Decomposition and nitrogen mineralization in five common urban habitat types across seven college campuses in Southern California (January-May 2019)

Urban landscaping conversions can alter decomposition processes and soil respiration, making it difficult to forecast regional CO2 emissions. Here we explore rates of initial mass loss and net nitrogen (N) mineralization in natural and four common urban landcovers (water -wise, water-wise with mulch, shrub, and lawn) from sites across seven Colleges in southern California. To better understand decomposition processes in surface soils across various urban habitats, we measured rates of leaf litter decomposition and nitrogen (N) mineralization between 28 January and 17 May 2019, for two dominant native trees of the southern California region: coastal live oak (Quercus agrifolia Neé, “oak”) and western sycamore (Platanus racemosa L., “sycamore”) in natural and urbanized land-covers at seven college campuses in southern California.
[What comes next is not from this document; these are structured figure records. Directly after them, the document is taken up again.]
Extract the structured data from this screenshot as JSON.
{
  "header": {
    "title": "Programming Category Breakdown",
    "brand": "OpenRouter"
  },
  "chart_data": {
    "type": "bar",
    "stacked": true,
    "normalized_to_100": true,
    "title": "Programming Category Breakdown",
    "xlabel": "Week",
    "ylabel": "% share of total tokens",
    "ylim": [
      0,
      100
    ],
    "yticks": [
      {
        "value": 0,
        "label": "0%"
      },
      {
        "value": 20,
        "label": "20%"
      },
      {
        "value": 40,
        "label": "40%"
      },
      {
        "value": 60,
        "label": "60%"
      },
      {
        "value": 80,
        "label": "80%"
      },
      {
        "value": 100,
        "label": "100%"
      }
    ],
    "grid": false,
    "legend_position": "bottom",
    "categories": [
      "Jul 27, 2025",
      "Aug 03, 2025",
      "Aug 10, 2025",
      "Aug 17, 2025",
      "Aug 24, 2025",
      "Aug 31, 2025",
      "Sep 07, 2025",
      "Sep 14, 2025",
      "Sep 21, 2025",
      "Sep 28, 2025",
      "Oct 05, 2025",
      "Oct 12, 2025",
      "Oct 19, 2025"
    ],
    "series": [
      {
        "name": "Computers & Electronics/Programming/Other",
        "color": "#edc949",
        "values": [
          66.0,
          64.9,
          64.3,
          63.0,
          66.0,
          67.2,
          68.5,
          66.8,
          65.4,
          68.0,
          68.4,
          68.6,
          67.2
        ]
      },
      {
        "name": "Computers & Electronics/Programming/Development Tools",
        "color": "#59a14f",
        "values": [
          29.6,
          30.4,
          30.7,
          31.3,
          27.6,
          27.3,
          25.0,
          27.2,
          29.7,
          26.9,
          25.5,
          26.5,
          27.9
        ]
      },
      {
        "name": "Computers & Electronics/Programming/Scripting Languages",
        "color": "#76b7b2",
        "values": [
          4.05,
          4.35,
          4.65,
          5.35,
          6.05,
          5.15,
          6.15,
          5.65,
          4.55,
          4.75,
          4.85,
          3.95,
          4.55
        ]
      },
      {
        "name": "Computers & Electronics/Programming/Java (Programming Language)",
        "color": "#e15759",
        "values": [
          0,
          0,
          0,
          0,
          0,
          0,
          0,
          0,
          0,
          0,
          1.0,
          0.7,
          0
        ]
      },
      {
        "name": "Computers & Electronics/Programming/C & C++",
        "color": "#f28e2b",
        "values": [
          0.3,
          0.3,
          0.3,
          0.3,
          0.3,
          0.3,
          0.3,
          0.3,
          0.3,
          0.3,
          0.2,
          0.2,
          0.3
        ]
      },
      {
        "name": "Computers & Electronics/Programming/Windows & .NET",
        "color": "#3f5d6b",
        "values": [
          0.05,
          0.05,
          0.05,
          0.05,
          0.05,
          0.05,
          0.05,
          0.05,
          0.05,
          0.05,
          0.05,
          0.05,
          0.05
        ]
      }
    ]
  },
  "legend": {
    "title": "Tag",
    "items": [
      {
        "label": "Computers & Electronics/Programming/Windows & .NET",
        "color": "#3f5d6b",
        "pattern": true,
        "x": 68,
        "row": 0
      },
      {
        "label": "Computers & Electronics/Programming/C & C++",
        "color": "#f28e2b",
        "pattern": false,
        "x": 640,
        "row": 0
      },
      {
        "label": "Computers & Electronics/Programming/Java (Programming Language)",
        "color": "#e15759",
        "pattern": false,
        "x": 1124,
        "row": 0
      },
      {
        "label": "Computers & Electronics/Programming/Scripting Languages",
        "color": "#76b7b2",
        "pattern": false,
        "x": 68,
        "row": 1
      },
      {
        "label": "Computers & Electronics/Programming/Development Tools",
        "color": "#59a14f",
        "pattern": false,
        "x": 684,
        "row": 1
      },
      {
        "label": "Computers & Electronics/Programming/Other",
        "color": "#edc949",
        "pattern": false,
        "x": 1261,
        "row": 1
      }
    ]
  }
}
At each college, we placed litter bags in five landcover types that typify southern California urban landscapes: (1) lawns, dominated by non-native grasses and high water inputs; (2) hedge/shrub environments, defined by at least 75% cover of non-native shrubs with water inputs; (3) water-wise gardens (no mulch), which consist of native or non-native plants with reduced water inputs but no mulch; (4) water-wise (with mulch) gardens, with native or non-native plants, reduced water inputs and a mulch (most often mixed wood chips) covered soil; and (5) natural areas, receiving no water subsidies often dominated by native shrubs or non-native annuals.